Re: [cellml-discussion] Content MathML editing language: Binary =>n-ary syntax from Andrew Miller on 2006-11-20 (www-math@w3.org from November 2006)

From: Andrew Miller <ak.miller@auckland.ac.nz>
Date: Mon, 20 Nov 2006 17:31:12 +1300
To: "For those interested in contributing to the development of CellML." <cellml-discussion@cellml.org>
Cc: www-math@w3.org
Message-ID: <45612F90.7000905@auckland.ac.nz>
David Nickerson wrote:
> Andrew Miller wrote:
>   
>> Hi all,
>>
>> I have been developing a plain-text input language for the content 
>> MathML in CellML documents (so that it can be efficiently edited by 
>> users). Although CellML is a declarative language rather than a 
>> procedural one, much of the expression syntax from languages like MATLAB 
>> and C-like languages can be re-used, and is likely to be familiar to 
>> many users. I have therefore tried to make my input language similar to 
>> these languages, where possible (for example, I have in-order operators 
>> like +, -, *, and / for plus, minus, times, divide, and a pre-order 
>> syntax, e.g. sin(x),  for other operators). Please ask off-list for my 
>> bison grammar (a work in progress) if you would like to see it (I 
>> haven't checked it in to the public Subversion yet). Any opinions or 
>> suggestions on the overall structure of the language would be welcome.
>>
>> I am also seeking opinions on the most intuitive way to deal with the 
>> conversion between binary in-order operators like +. For example, if, 
>> within the input language, you have
>> x = a + b + c + d + e + f
>> a naive parser might create MathML like...
>>
>> <apply><eq/>
>>   <ci>x</ci>
>>   <apply><plus/>
>>     <apply><plus/>
>>       <apply><plus/>
>>         <apply><plus/>
>>           <apply><plus/>
>>             <ci>a</ci>
>>             <ci>b</ci>
>>           </apply>
>>           <ci>c</ci>
>>         </apply>
>>         <ci>d</ci>
>>       </apply>
>>       <ci>e</ci>
>>     </apply>
>>     <ci>f</ci>
>>   </apply>
>> </apply>
>>
>> A slightly more complex parser might instead produce:
>> <apply><eq/>
>>   <ci>x</ci>
>>   <apply><plus/>
>>     <ci>a</ci>
>>     <ci>b</ci>
>>     <ci>c</ci>
>>     <ci>d</ci>
>>     <ci>e</ci>
>>     <ci>f</ci>
>>   </apply>
>> </apply>
>>
>> I would be interested in opinions on whether you feel this automatic 
>> translation from multiple binary in-order operators to a single 
>> pre-order operation makes sense (note: all CellML tools available now 
>> work with real numbers only, but future work could allow it to be 
>> extended to support other mathematical constructs. Using a definitionURL 
>> on an operator is technically valid CellML, but no tools can do anything 
>> with this either).
>>
>> The issue is complicated by what to do with bracketed expressions(which 
>> I currently allow, to override ambiguity). For example, a user could 
>> enter...
>> x = (((((a + b) + c) + d) + e) + f)
>> I would be interested to know if you believe that the first content 
>> MathML encoding or the second is more appropriate.
>>     
>
> I think if the user has specifically entered the brackets then they 
> should be reflected in the generated MathML.
Could you please elaborate on why you think this? I can think of three 
rationale:
      1) Presentational reasons, i.e. to improve the way the math is 
viewed for the user.
          => Note that content MathML doesn't really guarantee this 
anyway, and there are other semantically 'redundant' brackets, such as 
in a+(b*c) that couldn't be stored in content MathML at all.
      2) You are concerned that it will change the semantics due to 
definitionURL or due to generalising the CellML model to something where 
variables aren't a group on addition/multiplication/division/subtraction?
      3) You feel that users should have that level of control over the 
MathML, even when the semantics don't change?

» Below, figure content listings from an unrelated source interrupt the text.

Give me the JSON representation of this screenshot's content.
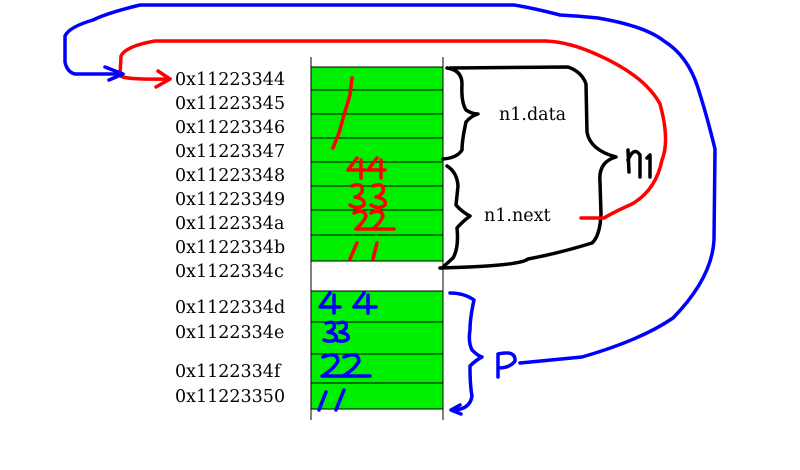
{
  "memory": {
    "block1": {
      "rows": [
        {
          "address": "0x11223344"
        },
        {
          "address": "0x11223345"
        },
        {
          "address": "0x11223346"
        },
        {
          "address": "0x11223347"
        },
        {
          "address": "0x11223348"
        },
        {
          "address": "0x11223349"
        },
        {
          "address": "0x1122334a"
        },
        {
          "address": "0x1122334b"
        }
      ]
    },
    "gap_row": {
      "address": "0x1122334c"
    },
    "block2": {
      "rows": [
        {
          "address": "0x1122334d"
        },
        {
          "address": "0x1122334e"
        },
        {
          "address": "0x1122334f"
        },
        {
          "address": "0x11223350"
        }
      ]
    }
  },
  "labels": {
    "n1_data": "n1.data",
    "n1_next": "n1.next"
  },
  "handwritten": {
    "n1_data_value": "1",
    "n1_next_bytes": [
      "44",
      "33",
      "22",
      "11"
    ],
    "p_bytes": [
      "44",
      "33",
      "22",
      "11"
    ],
    "n1_label": "n1",
    "p_label": "P"
  },
  "colors": {
    "cell_fill": "#00ee00",
    "pen_red": "#ff0000",
    "pen_blue": "#0000ff",
    "pen_black": "#000000"
  }
}
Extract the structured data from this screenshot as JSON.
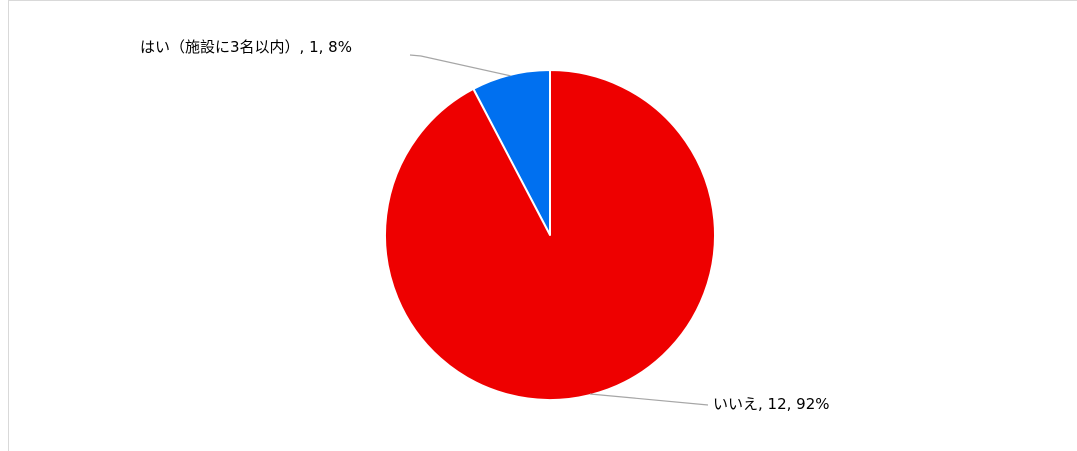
{
  "chart_data": {
    "type": "pie",
    "title": "",
    "categories": [
      "はい（施設に3名以内）",
      "いいえ"
    ],
    "values": [
      1,
      12
    ],
    "percentages": [
      "8%",
      "92%"
    ],
    "colors": [
      "#0070f0",
      "#ee0000"
    ],
    "data_labels": [
      "はい（施設に3名以内）, 1, 8%",
      "いいえ, 12, 92%"
    ],
    "legend": "none",
    "start_angle": "12 o'clock",
    "direction": "clockwise"
  }
}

I personally don't think a content MathML input language should even try 
to address 1. To me, 2 is important, although at the moment, CellML only 
works on real numbers, and it is unlikely that it will ever work on 
anything other than reals, integers, complex numbers and vectors, 
matrices (although some of these don't define all the operators, they do 
still all have binary operators where they are defined, so the 
relationship between the MathML n-ary operators and the binary operators 
remains unchanged).

I am somewhat neutral on rationale 3, because I don't like the idea of 
going into edit mode on equation, not changing anything, but still 
having the form of the MathML get changed, but at the same time, if the 
semantics are guaranteed not to change, I am not convinced that it matters.
>  If you think the second 
> chunk of MathML is more efficient (in some manner),
It is obviously more space-efficient. Most tools would probably find it 
more time-efficient to process as well. Because the CCGS would generate 
identical C-code from both forms (and most other CellML processing tools 
would eliminate such differences before running the model in some 
fashion or another), it wouldn't make the models run faster after the 
initial hit.
>  then it might be 
> nice to prompt the user suggesting the removal of the brackets - i.e., 
> present them with a display of the more efficient syntax and prompt for 
> a simple yes or no to choose whether the more efficient version gets 
> used. (and probably have an option to turn this feature on and off.)
>   
I think it would almost have to be off by default, because it would 
probably get in people's way too much. However, if we did decide to 
allow the user to create semantically identical, but more verbose 
versions of the same thing, we could provide an editor command which 
goes through and makes transformations such as this one.

Best regards,
Andrew
Received on Monday, 20 November 2006 04:31:58 UTC